I’d rather some books or a stack of magazines I can thumb through — everybody gets to choose their own “channel” without bothering anybody else.
One thing’s for sure: You don’t choose a doctor based on the quality of the television programming in the waiting room!
Still, given that most people are addicted to television, I guess having satellite TV in a waiting room could give you a small transient advantage. DirecTV offers this fact as proof: “90% of business subscribers believe DirecTV increases their business.”
Yeah, and lots of people believe things that aren’t actually true. You must be running a pretty shoddy business if TV programming brings more customers in. (One possible exception: health clubs.)
But let’s move on to a separate claim — the most ludicrous claim I’ve probably ever encountered in advertising.
In this particular mailing, there is a buck slip with six so-called “facts” for how DirecTV improves a business.
Fact #6 is the one that just kills me: “Employees are more productive when they have a constant connection to current events.”
Wait a second. Am I reading that correctly — that employees are more productive when they’re constantly connected to a television?!
If improving employee productivity were really that easy, our GDP should be growing by double digits every quarter. Just watch more TV — and watch those numbers climb!
It’s clear to me that whoever wrote the copy for this promo is not an entrepreneur and has never run a business in his or her life.

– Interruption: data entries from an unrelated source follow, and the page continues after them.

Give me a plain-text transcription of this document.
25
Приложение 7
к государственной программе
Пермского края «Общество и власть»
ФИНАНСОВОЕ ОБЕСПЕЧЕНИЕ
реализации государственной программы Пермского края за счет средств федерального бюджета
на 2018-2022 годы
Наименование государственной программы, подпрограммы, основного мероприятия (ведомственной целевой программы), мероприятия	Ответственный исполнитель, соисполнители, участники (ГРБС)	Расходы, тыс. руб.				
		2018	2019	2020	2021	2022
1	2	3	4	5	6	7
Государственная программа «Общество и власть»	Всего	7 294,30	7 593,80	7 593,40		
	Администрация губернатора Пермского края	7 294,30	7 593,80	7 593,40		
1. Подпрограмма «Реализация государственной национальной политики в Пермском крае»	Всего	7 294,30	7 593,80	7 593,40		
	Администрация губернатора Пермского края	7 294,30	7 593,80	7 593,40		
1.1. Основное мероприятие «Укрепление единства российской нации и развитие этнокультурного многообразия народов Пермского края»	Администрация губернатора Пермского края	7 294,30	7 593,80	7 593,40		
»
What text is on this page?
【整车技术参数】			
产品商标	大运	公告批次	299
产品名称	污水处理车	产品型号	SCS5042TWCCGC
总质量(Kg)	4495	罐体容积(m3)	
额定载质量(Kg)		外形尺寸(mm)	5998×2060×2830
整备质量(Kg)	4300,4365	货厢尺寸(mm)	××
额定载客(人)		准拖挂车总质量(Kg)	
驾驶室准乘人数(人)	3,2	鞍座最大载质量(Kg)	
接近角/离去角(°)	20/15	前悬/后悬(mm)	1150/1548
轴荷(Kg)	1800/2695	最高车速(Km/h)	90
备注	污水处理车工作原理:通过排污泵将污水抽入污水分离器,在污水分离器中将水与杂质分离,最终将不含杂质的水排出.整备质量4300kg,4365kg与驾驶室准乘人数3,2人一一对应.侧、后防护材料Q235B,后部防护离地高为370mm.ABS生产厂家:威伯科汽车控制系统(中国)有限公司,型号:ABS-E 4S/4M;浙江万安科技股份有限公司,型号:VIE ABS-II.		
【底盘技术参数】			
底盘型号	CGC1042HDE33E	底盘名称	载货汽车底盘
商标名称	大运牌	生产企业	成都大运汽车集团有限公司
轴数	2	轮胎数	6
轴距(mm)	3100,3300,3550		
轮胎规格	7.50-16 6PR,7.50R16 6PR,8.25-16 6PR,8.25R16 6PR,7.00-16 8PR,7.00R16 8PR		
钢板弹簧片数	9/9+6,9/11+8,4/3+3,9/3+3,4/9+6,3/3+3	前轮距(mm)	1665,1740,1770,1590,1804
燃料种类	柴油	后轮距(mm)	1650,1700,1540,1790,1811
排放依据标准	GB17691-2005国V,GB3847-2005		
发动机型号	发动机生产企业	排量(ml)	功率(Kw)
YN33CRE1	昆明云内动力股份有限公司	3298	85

Heck, the copywriter doesn’t even understand what business is about.
Here are some tips for the marketing folks at DirecTV:
First, stop the B.S. Employees don’t work harder when they’re watching TV.
Second, how’s about you actually put some effort into a little thing called list selection.
I can think of three groups of business owners who might be interested in getting DirecTV for their businesses: doctors who have waiting rooms; auto shops that have waiting rooms; and high-end health clubs that want to differentiate from low-end fitness centers.
Write the promo for one type of business — and then send it to just those businesses. I work from my home and have no employees. What need do I have for TV programming in my study?
None. Nada. Zip.
But I guess DirecTV doesn’t know that because they used the shotgun approach to send out a ridiculous sales piece to a whole bunch of business owners — because all businesses will get more customers with better TV programming!
Lesson: Direct mail that is not targeted properly and is not based in reality is doomed to fail. Be wise.